Fisch oder Fleisch? Müßige Frage – das geht doch inzwischen längst alles auch zusammen. Warum ausschließen, was Sinn macht? Das misst sich dann ja immer spätestens an der Funktion. Gut, nicht immer kommt etwas besonders Tolles dabei heraus, mischt man Stilelemente bunt durcheinander. Das biologische Kuriosum Schnabeltier etwa – ein Eier legendes Säugetier, irgendwas zwischen Ente und flachgeklopftem Biber – soll selbst Gott schon aus „leftover pieces“ verschiedener anderer Schöpfungen geformt haben, sagen zumindest die Aborigines, und bitte: Das schräge Wesen überlebt nun schon seit mehr als hunderttausend Jahren. Da wird man doch heute auch einen maßvollen Crossover-Versuch bei Gitarren wagen dürfen.

Mit der Carey Custom liegt uns ein speziell zum zehnjährigen Firmenjubiläum gefertigtes Modell vor. Es betritt die Bühne mit einem zweiteiligen Korpus von typischem, nur leicht breiter ausgelegtem Single-Cutaway-Zuschnitt aus brasilianischem Mahagoni, plan belassen, jedoch mit effektiven Verrundungen der Korpuskanten am Boden versehen. Dem hinten recht rustikal erscheinenden Mahagonibrett verschaffte man vor dem Aufsetzen des flachen Tops aus spiegelgleich gefügtem, attraktiv geriegeltem Ahorn Hohlkammern. Alle Carey-Modelle sind semiakustisch gebaut, meist auch durch ein einzelnes f-Loch kenntlich gemacht. Mit rund 4,2 cm Plattenstärke liegt der unkonturierte semi-hollow-Body etwa in der Nähe einer LP Junior oder Special.

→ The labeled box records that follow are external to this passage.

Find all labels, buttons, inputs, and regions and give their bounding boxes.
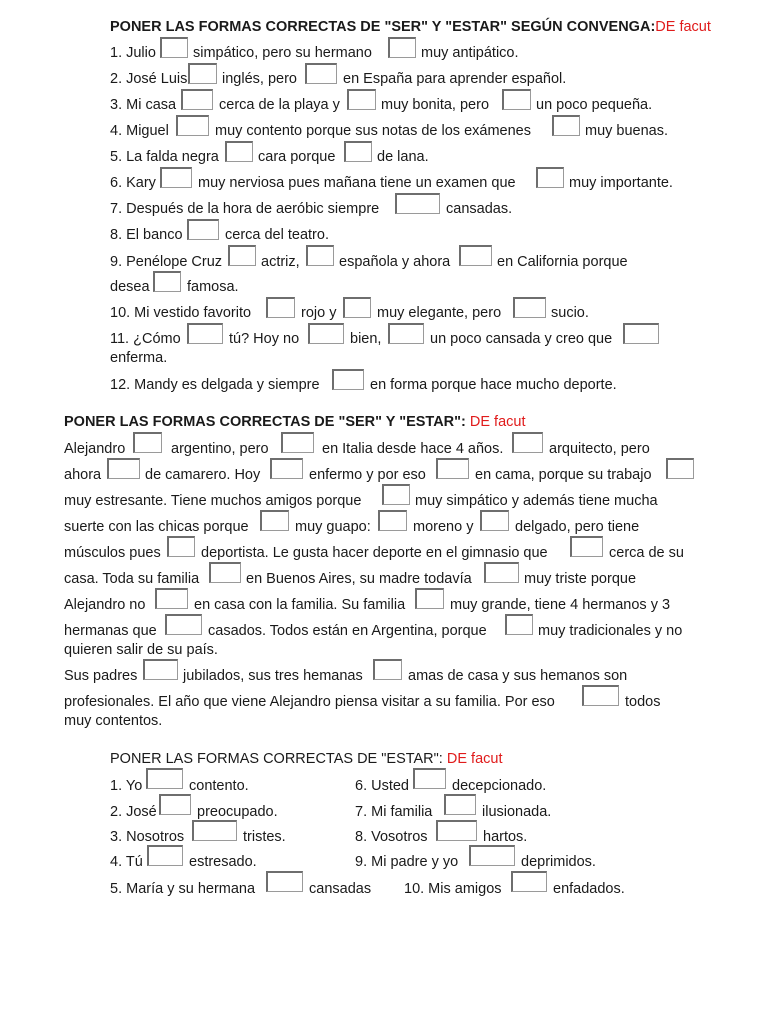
s3-item-9-a: 9. Mi padre y yo <box>355 854 459 870</box>
s3-item-6-a: 6. Usted <box>355 778 409 794</box>
s1-item-9-e: desea <box>110 279 150 295</box>
s1-item-7-blank-1[interactable] <box>395 193 440 214</box>
s2-line-1-blank-3[interactable] <box>512 432 543 453</box>
s3-item-1-blank[interactable] <box>146 768 183 789</box>
s3-item-2-b: preocupado. <box>197 804 278 820</box>
s1-item-5-blank-2[interactable] <box>344 141 372 162</box>
s3-item-2-a: 2. José <box>110 804 157 820</box>
s1-item-5-b: cara porque <box>258 149 336 165</box>
s2-line-10-blank-2[interactable] <box>373 659 402 680</box>
s2-line-11-blank-1[interactable] <box>582 685 619 706</box>
s1-item-4-c: muy buenas. <box>585 123 669 139</box>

Halsbefestigung mit versenkten Zylinderkopfschrauben (Bild: DIETER_STORK)

Die Decke ist mit einem cremefarbenen Binding breit eingefasst, vermittelt an den Zargenrändern allerdings ein leichte Schärfe. Der sauber in die Korpustasche platzierte Hals aus prachtvoll gemasertem „Flame Roasted Maple“ ist mit vier versenkten Zylinderkopfschrauben im Korpus verankert, der im Aufnahmebereich eine spieltechnisch förderliche Abflachung erfuhr. Im Palisandergriffbrett von 10″-12″ Radius sind 22 penibel seitenverrundete, mittelstarke und recht hohe Bünde (Jescar 55090), sowie dezente ovale Einlagen zur Lagenkennung untergebracht. Auf der Sichtkante ist, abgesehen von den üblichen Dots, der 12. Bund durch ein X besonders hervorgehoben.

Prachtvoll geriegelter Ahornhals mit Tele-style-Kopf (Bild: DIETER_STORK)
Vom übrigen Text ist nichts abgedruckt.